As for aftermarket, yeah, there is not the kind of support you'd get for a Honda or Subie, but there is still a fair amount of stuff out there... Have you checked ZZP performance, or Bad News Racing? Carid.com has some stuff as well. Big brake kits, intercoolers, intake, exhaust, suspension, tunes, etc. 
This car can be a great performer, but from the factory, it was not designed to be a sports car. 
Cheers.


----------



## Slammed2014Eco (Feb 13, 2014)

originalkontrol said:


> **** Cigaro, if I didn't know you were talking about a Cruze, I would swear you were talking about a Prius! What are you used to driving? Don't forget, the Cruze is an economy car, a sort of sporty one, but only sort of, and still primarily an economy car. If you wanted something to destroy twisty roads, I think perhaps you started with the wrong car... The stock tires are low rolling resistance things not designed with ultimate grip in mind, in fact that was probably relatively low in the priority list. Most stock tires on anything but actual performance cars aren't what you'd call great, or even good for that matter. While I def feel your need for tons more grip, I'm pretty sure you could never or should never need more grip on the street than a good set of 225's would provide... I've even done track days in my old Focus SVT with 215's and never wanted for more grip. My Subie had 215's on it, Pilot AS3's, and it had some pretty impressive grip, and that's on a larger slightly heavier car! And those are UHP all season tires... If you want 245's i totally understand, I think they wold look great on the car, but for simply getting enough grip, it seems overkill. LOL, come on, the brakes aren't THAT bad! Great pads should make them plenty strong for street use, and even light track duty.
> As for aftermarket, yeah, there is not the kind of support you'd get for a Honda or Subie, but there is still a fair amount of stuff out there... Have you checked ZZP performance, or Bad News Racing? Carid.com has some stuff as well. Big brake kits, intercoolers, intake, exhaust, suspension, tunes, etc.
> This car can be a great performer, but from the factory, it was not designed to be a sports car.
> Cheers.



Let's be honest... without a tune and some mild bolt ons performance wise it's meh. I agree completly with this tho, I think 245's are overkill and I would assume on an 18'' with 245's you would need to roll the fenders as well depending on the tire. You're car you're choice tho, I'm looking at some 18'' vossen wheels myself with a 225 conti dws tire.


----------



## Cigaro (Oct 12, 2014)

Since I was a teen I was into VW's, culminating is several done up GTIs and a race built Golf. Then moved into Audi briefly, and then into BMW. Car before my Cruze was a '08 135i built to just about 450hp at the wheels, inline 6 twin turbo of course. These last 2 Cruzes ('12 new in 12 and '14 new in 14) have been my first domestics. 

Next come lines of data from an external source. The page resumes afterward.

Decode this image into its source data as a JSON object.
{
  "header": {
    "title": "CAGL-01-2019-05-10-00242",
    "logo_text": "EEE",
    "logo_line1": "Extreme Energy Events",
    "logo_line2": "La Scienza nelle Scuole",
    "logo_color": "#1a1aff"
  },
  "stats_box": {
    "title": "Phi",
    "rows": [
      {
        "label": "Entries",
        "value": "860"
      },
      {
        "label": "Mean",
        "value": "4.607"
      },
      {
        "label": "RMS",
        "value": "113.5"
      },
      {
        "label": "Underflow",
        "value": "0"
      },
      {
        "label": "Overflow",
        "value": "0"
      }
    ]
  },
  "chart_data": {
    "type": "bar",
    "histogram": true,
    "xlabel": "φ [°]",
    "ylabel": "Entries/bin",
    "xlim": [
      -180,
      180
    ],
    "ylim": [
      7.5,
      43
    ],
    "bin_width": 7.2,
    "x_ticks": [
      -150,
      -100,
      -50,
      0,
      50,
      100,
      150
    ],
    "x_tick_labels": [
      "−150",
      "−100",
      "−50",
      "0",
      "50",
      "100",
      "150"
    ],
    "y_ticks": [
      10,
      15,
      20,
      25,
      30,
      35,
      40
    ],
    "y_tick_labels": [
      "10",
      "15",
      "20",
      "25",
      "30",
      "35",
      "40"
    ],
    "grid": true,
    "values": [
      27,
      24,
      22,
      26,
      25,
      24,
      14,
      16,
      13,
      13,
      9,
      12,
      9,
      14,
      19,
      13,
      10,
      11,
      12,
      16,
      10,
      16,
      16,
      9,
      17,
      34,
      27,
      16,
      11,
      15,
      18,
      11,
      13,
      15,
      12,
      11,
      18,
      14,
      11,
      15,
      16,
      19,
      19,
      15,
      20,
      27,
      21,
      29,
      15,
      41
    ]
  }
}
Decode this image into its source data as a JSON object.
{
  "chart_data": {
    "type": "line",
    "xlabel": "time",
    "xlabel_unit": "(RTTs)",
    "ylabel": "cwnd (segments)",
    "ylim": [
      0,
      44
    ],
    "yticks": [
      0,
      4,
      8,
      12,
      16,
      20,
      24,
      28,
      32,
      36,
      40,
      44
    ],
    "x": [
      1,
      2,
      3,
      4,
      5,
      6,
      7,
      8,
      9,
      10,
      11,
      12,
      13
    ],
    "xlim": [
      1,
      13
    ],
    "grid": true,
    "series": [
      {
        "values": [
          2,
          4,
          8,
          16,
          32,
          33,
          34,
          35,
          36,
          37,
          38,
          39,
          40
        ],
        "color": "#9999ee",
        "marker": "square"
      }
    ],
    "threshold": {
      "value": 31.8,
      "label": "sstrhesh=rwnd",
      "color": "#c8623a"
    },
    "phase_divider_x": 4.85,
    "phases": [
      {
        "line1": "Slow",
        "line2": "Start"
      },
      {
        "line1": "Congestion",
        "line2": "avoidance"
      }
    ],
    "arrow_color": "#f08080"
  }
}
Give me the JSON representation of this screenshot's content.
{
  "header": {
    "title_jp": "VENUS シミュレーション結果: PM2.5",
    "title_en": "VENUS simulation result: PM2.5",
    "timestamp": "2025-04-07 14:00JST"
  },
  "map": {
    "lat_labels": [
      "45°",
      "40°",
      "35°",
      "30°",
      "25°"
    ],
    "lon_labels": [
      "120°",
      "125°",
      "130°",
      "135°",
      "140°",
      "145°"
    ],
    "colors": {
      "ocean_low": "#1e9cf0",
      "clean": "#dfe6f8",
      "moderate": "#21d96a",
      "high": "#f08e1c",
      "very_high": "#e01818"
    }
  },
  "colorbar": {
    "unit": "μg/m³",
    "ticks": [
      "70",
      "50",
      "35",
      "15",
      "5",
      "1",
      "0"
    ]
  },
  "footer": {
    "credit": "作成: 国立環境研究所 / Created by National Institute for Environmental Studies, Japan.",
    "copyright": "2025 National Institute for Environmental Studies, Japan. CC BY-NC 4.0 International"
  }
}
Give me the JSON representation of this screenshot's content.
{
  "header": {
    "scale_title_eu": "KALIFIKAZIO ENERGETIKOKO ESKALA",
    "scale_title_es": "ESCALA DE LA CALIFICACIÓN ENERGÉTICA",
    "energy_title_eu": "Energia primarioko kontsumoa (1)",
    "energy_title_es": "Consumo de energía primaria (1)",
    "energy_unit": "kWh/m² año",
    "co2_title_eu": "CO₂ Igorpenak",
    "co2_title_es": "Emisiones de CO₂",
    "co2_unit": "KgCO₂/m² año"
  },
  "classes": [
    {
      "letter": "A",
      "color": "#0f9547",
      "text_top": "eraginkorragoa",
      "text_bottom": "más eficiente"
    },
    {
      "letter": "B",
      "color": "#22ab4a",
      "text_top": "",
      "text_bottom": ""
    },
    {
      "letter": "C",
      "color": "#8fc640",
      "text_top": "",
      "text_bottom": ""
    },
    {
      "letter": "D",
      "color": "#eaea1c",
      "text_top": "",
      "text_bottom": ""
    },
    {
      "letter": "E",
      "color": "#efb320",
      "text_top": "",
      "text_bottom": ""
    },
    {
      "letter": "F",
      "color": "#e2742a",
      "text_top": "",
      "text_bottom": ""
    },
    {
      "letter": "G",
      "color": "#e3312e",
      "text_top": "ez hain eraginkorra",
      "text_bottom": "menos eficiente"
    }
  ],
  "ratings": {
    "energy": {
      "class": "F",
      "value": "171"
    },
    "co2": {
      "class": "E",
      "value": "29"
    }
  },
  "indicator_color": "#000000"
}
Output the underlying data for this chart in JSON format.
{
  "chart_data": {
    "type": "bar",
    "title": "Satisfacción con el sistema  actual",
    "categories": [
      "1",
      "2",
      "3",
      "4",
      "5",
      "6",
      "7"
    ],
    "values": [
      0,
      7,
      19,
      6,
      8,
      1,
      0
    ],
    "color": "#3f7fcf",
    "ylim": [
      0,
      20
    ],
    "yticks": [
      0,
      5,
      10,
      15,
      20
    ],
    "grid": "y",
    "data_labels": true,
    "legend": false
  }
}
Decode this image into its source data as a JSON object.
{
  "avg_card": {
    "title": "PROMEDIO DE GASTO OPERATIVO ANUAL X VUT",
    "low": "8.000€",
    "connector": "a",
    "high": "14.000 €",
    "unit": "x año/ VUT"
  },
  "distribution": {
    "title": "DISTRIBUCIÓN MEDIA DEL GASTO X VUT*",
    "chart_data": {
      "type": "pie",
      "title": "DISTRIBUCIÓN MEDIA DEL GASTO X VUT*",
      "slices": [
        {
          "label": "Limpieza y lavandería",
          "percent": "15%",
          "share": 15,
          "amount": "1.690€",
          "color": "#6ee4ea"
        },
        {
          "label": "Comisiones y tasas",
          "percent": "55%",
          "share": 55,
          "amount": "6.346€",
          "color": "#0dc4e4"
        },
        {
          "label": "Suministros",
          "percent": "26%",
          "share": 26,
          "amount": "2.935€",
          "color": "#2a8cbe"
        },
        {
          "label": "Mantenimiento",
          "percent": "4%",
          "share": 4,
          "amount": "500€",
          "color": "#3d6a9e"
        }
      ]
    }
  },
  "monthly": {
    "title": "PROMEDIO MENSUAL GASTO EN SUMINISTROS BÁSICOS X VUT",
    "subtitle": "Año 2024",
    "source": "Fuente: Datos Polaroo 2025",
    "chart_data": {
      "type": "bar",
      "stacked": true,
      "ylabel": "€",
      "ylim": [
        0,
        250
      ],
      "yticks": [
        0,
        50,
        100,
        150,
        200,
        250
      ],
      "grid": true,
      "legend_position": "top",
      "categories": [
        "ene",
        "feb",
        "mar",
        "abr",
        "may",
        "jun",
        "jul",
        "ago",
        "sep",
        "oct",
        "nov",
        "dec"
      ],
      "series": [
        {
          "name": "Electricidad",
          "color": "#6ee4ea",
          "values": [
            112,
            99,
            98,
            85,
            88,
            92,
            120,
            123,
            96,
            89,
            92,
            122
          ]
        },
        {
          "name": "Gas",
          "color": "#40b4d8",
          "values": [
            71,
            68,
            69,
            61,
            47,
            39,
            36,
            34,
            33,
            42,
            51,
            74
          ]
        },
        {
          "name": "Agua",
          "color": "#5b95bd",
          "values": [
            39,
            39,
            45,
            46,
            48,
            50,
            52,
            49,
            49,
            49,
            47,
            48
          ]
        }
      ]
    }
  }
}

I think I bought into the GM RS marketing. In my head I was equating it to something I think it was not. It is economy oriented, but it's not pure economy either. The Eco is, but the LTZ RS is not. Sure it uses like 70% the fuel of my last car, I will give it that, but it makes less than 30% the power. Right now I'm getting 27mpg, nothing crazy. My 135 was 19. That's miles better than the Camaro 2SS I took out for a bit, it got 11.5 mpg and makes a bit less power than the 135, but through a big V8 of course. Cruze to Camaro is a better comparison IMO, both GM and have very similar interiors.

Now don't get me wrong, I don't think I should be rollin down the road at double the speed limit with a stock Cruze and she's not even breaking a sweat. I know it's not a sports car. But at the same time, I don't think I have ever had a situation in normal weather conditions, rain here basically that I couldn't go the speed limit. That is the case with the stock tires. There is one thing they do very well at. E brake 180s. I do one every day I work at one specific site coming out to get through two plastic road dividers while doing a u turn and they never squeal or make a scene. Never lose chunks or anything, just slide like frozen beef patty's on the counter. 

And the brakes are that bad lol, 5 minutes of spirited driving and they are faded bad. They are better with Coilovers I will say. I'm trying to get a BBK in here, if not shortly I will get a ZZP "BBK" which is not a BBK IMO.

Now I do agree the 245s would be overkill, but that is totally ok with me. The price is basically the same, and if they fit, why not? 

Where I am at now is an 18" x 8 or 8.5 because I don't want the put the money into getting a 9" to fit, with a 225, 235 or 245 depending how she all looks fit wise.

I'm shocked there is not a list a of people with 8.5s.


----------



## Cigaro (Oct 12, 2014)

Slammed2014Eco

I agree it need some HP mods, but for me those come after handling, grip, and brake mods. Realistically the way it's looking now, after the new wheels w/ summer tires, coilovers are in, a BBK and a tune, I will probably leave it as is, pay it off over the next couple years and buy a year old WRX STI, 3-4 year old M3 or if I can find one a 1M and leave this as my commuter instead of trying to have one car that can do it all.


----------



## originalkontrol (Oct 30, 2014)

LOL, Cigaro,I totally agree with you on the Brakes suspension, and wheels and tires being my first priority!_ Cornering prowess is absolutely number one priority for me, while I love speed, I am def more of a fast in the twisties kind of guy! My next car though, will be a BMW. I have a big thing for them. Yeah, I can't wait to get those horrible Pirellis off my car, slap on some Contis or some Michelins. Slammed, DWS are without doubt the best UHP A/S tires I've ever used!!! A bit unresponsive and soft for high performance dry driving, but kill it in the wet and snow! 
P.S. What is BBK? I'm sure I'll figure it out right after I post this and feel silly, but...
P.P.S. Lemme know if you get some 245's there, I would be interested as well, despite the overkill, I just think it would look wicked.:go::go: _


----------



## Cigaro (Oct 12, 2014)

Will send ya a PM.


----------